Vodafone Idea, the third-largest operator in India is “hanging by a thread,” says Edelweiss Research, a leading domestic institutional brokerage in a report on Friday. Edelweiss Research said that the third-largest operator in India “slightly undershot street’s expectations” on its fourth-quarter revenue. Vodafone Idea on June 30, 2021, reported its fourth-quarter results for the period ended March 31, 2021, with the operator highlighting that its revenue declined by 11.8% quarter-on-quarter (QoQ) to Rs 9610 crores. The operator highlighted that the 9.6% of decline in revenue was due to the elimination of interconnect usage charges (IUC) from January 1, 2021.
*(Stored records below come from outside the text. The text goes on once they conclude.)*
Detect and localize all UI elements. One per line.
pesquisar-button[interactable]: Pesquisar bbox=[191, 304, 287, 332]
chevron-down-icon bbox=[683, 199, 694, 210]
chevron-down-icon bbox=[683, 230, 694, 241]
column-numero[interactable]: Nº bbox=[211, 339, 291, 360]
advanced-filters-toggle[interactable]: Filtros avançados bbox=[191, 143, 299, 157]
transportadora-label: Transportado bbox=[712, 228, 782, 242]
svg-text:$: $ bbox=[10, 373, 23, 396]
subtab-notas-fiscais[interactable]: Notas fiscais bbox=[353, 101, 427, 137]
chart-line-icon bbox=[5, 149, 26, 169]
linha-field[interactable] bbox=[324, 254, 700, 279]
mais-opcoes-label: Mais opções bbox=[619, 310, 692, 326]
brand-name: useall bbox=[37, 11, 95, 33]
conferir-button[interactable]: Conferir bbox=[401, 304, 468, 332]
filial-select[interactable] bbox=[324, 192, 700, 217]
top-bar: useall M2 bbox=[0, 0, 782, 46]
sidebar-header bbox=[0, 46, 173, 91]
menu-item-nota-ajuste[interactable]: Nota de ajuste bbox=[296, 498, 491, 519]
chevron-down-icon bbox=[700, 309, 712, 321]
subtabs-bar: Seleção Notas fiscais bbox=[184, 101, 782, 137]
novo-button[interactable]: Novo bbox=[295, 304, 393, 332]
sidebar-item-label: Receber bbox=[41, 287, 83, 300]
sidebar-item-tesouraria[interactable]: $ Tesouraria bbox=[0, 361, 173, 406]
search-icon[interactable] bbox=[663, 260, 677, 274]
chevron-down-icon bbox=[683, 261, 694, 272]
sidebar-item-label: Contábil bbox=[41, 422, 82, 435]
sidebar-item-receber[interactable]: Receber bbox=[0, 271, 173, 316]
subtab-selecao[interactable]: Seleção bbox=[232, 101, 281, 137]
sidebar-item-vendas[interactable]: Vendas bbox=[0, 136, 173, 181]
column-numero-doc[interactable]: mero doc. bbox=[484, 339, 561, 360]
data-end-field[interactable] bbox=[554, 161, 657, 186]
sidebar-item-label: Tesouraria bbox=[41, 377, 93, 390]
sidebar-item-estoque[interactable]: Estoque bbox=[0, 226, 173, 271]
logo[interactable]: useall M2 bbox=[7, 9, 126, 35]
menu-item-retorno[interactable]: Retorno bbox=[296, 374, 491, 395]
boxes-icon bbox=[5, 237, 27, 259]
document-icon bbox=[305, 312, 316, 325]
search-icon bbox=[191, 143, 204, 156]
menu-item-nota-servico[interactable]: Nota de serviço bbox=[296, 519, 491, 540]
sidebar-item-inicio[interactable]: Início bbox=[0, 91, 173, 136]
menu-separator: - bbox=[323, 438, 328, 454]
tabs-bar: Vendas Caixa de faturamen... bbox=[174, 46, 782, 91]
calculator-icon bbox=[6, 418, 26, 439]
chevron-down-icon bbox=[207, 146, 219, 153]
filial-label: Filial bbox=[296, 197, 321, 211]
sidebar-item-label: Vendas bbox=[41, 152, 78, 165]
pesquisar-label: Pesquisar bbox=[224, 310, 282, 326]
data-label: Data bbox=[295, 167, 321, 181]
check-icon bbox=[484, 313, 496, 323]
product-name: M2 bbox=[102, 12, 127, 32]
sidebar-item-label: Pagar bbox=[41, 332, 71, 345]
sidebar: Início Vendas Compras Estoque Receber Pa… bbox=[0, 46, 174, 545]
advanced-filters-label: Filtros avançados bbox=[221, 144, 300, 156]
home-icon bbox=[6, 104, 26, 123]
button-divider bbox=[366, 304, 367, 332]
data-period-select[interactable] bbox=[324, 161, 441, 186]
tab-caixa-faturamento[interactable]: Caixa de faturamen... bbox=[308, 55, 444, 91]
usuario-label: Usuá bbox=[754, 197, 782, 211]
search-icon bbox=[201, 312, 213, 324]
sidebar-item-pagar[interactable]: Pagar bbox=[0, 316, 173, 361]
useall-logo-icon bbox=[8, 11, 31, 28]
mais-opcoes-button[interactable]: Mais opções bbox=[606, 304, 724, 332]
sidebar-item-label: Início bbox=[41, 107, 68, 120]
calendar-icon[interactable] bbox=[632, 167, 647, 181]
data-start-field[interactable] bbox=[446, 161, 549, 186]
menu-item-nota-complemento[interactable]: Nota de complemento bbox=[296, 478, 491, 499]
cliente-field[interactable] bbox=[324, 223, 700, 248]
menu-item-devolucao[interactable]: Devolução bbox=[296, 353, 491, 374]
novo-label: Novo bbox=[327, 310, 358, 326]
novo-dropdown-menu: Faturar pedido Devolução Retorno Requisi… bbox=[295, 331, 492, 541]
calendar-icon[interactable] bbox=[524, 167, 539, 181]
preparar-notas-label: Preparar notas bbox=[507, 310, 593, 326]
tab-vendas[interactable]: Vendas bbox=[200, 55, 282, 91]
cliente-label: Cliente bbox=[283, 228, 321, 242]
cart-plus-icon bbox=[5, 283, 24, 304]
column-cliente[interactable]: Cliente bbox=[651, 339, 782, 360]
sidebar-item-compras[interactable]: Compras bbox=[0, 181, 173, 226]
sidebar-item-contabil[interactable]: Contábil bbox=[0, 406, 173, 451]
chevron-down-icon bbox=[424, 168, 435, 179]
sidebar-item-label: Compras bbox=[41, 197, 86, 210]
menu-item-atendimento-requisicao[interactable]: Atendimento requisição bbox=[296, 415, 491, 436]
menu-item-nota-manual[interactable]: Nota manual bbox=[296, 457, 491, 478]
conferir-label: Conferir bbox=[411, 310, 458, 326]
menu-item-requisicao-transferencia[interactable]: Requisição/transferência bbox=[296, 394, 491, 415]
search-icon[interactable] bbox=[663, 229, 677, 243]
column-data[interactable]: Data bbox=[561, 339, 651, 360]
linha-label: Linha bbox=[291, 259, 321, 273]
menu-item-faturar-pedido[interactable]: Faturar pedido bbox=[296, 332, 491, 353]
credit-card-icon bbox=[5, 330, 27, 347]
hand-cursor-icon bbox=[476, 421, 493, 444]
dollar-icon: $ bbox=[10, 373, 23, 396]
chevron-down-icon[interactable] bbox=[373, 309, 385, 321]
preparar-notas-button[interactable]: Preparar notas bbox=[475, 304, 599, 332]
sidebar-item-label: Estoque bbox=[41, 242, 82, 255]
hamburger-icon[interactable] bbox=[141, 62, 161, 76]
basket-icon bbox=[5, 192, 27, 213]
Vodafone Idea CEO Says Plan B for Funding Not Needed
In a release, Vodafone Idea said that its revenue in its fourth-quarter was otherwise “flat QoQ” on a “comparable basis.” The operator also said that its average revenue per user (ARPU), a key metric, declined to Rs 107 in its fourth quarter as compared to Rs 121 in the previous quarter. Vodafone Idea highlighted that decline in ARPU was also largely due to the IUC removal, “adjusting for which ARPU was broadly flat this quarter.”
In comparison, Bharti Airtel, the second-largest operator also recorded a drop in ARPU in its fourth quarter to Rs 145, as compared to Rs 166 in its previous quarter. Similarly, Reliance Jio, the largest wireless operator in India also recorded a dip in ARPU to Rs 138.2 in its fourth quarter as compared to Rs 151 in its third quarter.
“While operating performance is stabilising, the company continues to lose market share,” Edelweiss Research said in its report on Friday. “Investments in the network are crucial to arrest declining market share.”
However, the firm said that the balance sheet of Vodafone Idea is now “precarious” and that fundraising and hike in tariffs are “essential” for the operator to “make investments” on its network.
“Given meagre INR3.5bn in cash on its books, the overriding issues for Vi are capital-raising and tariff hikes rather than quarterly execution,” Edelweiss Research said.
Ravinder Takkar, chief executive officer at Vodafone Idea in the earnings call on Friday said that the company is “fully engaged with investors” and that “there continues to be interest” from potential investors.
“I don't think at this point a Plan B for funding is needed. We have a plan. We are engaged with investors,” Takkar said in the earnings call. “I don't think there is any reason to start creating Plan B because something is not happening. We are not at that point yet. I don't think we will reach that point.”
Takkar also highlighted that the three large telecom operators have all unveiled “new plans without daily limits with lesser data bundles” as compared to the traditional daily data plans. The CEO at Vodafone Idea said that these “new plans” are a “step in the right direction as pricing structure” requires correction. Further, Takkar said that the operator has the “ability to sell data bundles” that users can “use anytime” and “pay more if they need additional data allowance.”
“The pricing is much lower than it needs to be, whereas the consumption that our customers and overall the citizens enjoy is significantly higher than what it used to be from somewhere, several years ago,” Takkar said.
Vodafone Idea CEO said that there are multiple ways to improve the pricing structure with floor pricing being the “best way” but that “it needs to be done at the right price.”
“We believe the company will be able to raise tariffs only after capital infusion, and that regulatory intervention is necessary to spur tariff hikes,” Edelweiss Research said.
Vodafone Idea “Weakest Private Telco” Says, Analyst
Meanwhile, ICICI Direct, a retail broker and financial product distributor in India said that the third-largest operator “remains the weakest private telco.” The firm highlighted that Vodafone Idea has payment commitments of around Rs 16,000 crore for annual spectrum payment and around Rs 8400 crore for adjusted gross revenue (AGR) dues by April 2022.
Takkar in the earnings call said that the operator has made a request to the government to extend the current two-year moratorium for spectrum payments till the “big elements” like pricing are addressed.
“AGR dues payment extension was only a short-term breather and its survival hinges on quick capital infusion and tariff hike/floor tariff implementation,” ICICI Direct said in its report. “The need for capitalisation is urgent mainly due to its upcoming payment commitments, lagging spends on the network and continued relative market share loss.”
Motilal Oswal Financial Services said that its “workings indicate” that the operator “needs to double its ARPU to service its debt” in the upcoming financial year “assuming no further subscriber churn.”